Couple things to note. By doing:
Meteor.publish 'activities', ->
Activities.find(task: 'Test')
This will limit your subscription to only those that met that filter. So if you’re trying to filter for something else (like task: 'Foo'
) it won’t work because your publication is already only returning a filtered set of documents. This why when you console logged Activities.find({task: 'Test'}).fetch()
you only saw documents that had task: 'Test'
.
Also, you can’t bind a click
event inside a Helper. So you’ll need to separate out what the helper does vs the click event.

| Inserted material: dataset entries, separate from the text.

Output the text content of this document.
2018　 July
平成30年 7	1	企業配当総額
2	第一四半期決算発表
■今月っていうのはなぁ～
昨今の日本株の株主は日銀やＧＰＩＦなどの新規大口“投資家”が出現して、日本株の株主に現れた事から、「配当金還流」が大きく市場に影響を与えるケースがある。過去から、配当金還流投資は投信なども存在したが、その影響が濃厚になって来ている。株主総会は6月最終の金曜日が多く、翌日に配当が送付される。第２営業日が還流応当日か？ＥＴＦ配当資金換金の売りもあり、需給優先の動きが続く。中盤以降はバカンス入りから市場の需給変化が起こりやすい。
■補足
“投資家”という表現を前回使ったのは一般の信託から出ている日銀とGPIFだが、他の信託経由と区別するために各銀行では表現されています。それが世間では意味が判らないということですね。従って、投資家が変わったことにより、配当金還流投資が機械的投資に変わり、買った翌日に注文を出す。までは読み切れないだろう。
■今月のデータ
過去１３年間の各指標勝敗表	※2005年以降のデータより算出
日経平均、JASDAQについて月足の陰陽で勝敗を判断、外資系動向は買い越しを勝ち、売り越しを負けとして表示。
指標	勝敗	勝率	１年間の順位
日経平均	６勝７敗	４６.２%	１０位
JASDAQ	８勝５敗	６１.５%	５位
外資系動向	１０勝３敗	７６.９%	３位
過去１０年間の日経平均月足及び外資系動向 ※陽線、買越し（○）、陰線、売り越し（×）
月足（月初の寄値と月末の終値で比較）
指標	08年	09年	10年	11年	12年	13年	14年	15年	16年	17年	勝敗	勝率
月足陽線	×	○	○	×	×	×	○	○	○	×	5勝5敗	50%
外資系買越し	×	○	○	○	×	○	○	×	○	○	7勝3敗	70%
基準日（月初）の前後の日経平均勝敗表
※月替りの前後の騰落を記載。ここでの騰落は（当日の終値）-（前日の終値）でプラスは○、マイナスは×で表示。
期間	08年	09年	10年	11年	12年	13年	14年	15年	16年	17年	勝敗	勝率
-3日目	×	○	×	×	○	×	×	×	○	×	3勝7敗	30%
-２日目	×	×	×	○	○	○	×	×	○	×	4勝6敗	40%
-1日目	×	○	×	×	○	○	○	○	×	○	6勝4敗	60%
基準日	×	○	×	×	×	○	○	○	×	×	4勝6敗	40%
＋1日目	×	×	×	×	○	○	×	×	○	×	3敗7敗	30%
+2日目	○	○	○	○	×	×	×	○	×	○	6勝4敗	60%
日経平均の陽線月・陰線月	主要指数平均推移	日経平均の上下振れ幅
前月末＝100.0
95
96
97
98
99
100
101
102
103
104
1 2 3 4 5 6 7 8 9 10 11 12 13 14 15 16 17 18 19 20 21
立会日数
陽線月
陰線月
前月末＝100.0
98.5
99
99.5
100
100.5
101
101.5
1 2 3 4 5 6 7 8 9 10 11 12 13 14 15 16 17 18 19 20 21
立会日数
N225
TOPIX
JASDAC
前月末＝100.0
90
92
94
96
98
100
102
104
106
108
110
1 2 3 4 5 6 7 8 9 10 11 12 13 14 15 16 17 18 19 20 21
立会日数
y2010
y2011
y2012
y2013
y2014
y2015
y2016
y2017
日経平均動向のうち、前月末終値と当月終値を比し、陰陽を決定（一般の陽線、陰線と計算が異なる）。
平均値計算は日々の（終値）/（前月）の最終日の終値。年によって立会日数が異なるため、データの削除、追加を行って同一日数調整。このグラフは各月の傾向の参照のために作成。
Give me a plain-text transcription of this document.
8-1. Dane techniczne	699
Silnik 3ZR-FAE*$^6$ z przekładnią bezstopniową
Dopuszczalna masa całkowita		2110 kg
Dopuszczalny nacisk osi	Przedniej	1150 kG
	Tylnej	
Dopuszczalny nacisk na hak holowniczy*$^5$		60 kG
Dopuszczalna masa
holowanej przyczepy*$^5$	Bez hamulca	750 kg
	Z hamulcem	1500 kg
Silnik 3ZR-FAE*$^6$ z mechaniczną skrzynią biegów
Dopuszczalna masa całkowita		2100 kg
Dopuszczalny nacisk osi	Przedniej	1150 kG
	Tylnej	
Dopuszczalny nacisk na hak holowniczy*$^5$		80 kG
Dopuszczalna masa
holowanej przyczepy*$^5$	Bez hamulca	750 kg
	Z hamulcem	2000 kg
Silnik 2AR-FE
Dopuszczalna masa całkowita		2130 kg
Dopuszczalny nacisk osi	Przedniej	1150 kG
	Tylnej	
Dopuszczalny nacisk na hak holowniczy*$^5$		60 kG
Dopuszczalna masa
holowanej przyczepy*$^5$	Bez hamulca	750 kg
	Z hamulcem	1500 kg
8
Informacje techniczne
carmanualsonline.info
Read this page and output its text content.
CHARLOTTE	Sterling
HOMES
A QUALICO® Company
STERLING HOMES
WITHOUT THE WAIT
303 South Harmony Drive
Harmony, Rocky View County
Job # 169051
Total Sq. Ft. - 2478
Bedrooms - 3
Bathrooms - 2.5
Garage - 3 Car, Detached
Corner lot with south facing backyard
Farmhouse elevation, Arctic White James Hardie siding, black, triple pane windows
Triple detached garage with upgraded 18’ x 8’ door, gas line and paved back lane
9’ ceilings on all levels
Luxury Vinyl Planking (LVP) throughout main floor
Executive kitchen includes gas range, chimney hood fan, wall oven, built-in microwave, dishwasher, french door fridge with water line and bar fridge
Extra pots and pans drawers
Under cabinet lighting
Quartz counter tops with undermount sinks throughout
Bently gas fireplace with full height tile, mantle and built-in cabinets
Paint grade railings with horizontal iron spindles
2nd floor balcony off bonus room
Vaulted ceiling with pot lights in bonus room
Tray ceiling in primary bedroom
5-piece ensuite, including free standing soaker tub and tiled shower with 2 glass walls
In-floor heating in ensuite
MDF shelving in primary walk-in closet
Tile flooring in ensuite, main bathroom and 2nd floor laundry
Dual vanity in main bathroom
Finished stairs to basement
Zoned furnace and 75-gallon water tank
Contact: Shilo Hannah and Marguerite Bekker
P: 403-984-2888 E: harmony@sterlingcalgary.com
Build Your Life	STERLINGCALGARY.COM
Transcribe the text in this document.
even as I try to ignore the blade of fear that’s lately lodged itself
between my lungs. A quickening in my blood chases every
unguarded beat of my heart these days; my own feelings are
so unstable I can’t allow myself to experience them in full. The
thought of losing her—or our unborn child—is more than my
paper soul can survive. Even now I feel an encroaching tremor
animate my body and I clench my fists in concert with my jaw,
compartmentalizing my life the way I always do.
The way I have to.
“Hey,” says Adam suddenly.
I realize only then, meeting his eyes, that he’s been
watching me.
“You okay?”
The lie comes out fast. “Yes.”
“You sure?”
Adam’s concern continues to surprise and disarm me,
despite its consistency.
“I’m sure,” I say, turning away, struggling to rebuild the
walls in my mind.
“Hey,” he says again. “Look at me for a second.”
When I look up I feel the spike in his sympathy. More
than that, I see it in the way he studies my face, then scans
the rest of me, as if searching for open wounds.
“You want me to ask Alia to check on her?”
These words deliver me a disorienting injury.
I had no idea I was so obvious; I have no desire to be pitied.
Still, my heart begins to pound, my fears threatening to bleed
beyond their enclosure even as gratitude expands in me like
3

Here’s one way to do what you’re after:
Meteor.publish('activities', function(keyword) { // allow keyword to be passed in
check(keyword, String); // make sure you're using the check package to help with security/sanitization of client-inputted data.
if(keyword){
return Activities.find({ task: keyword }); // if keyword, return the filtered set
} else {
return Activities.find({}); // maybe by default you're just returning everything. up to you.
}
});
Then in your template:
Template.dashboard.onCreated(function() {
Session.set('filtered-task', null); // use a Session var
this.subscribe('activities');
});
In your helper:
Template.dashboard.helpers({
someHelper: function(){ // not sure how you named your helper, but it needs a name that you'll then use in your Blaze template
var data = Activities.find({ task: Session.get('filtered-task') });
// by default, the Session variable is "null", so this won't filter anything
if(data.count()){
return data;
}
}
});
Then in your event:
Template.dashboard.events({
'click .ButtonDemo': function (e) {
e.preventDefault();
console.log("Successful click");
Session.set('filtered-task', 'Test'); // or you could get the "Test" string from a dropdown or checkbox and use that rather than hard-coding it. but for testing purposes this should do the trick.
}
});
To recap, the Publication I defined just returns everything without filter. In the Template, you’ll subscribe to “activities”, and then in the helper you’ll return the document set filtered by Session.get('filtered-task')
(which is null to start with). Then in your event, you can change the value of the Session variable, which will dynamically trigger the helper to return the newly filtered data.
Fwiw: use of the Session variables this way can be somewhat controversial in the Meteor community, as some denounce it while others find it works great. From my point of view, in 4+ years of working with Meteor I’ve found Session vars to work great, hence the proposed usage here.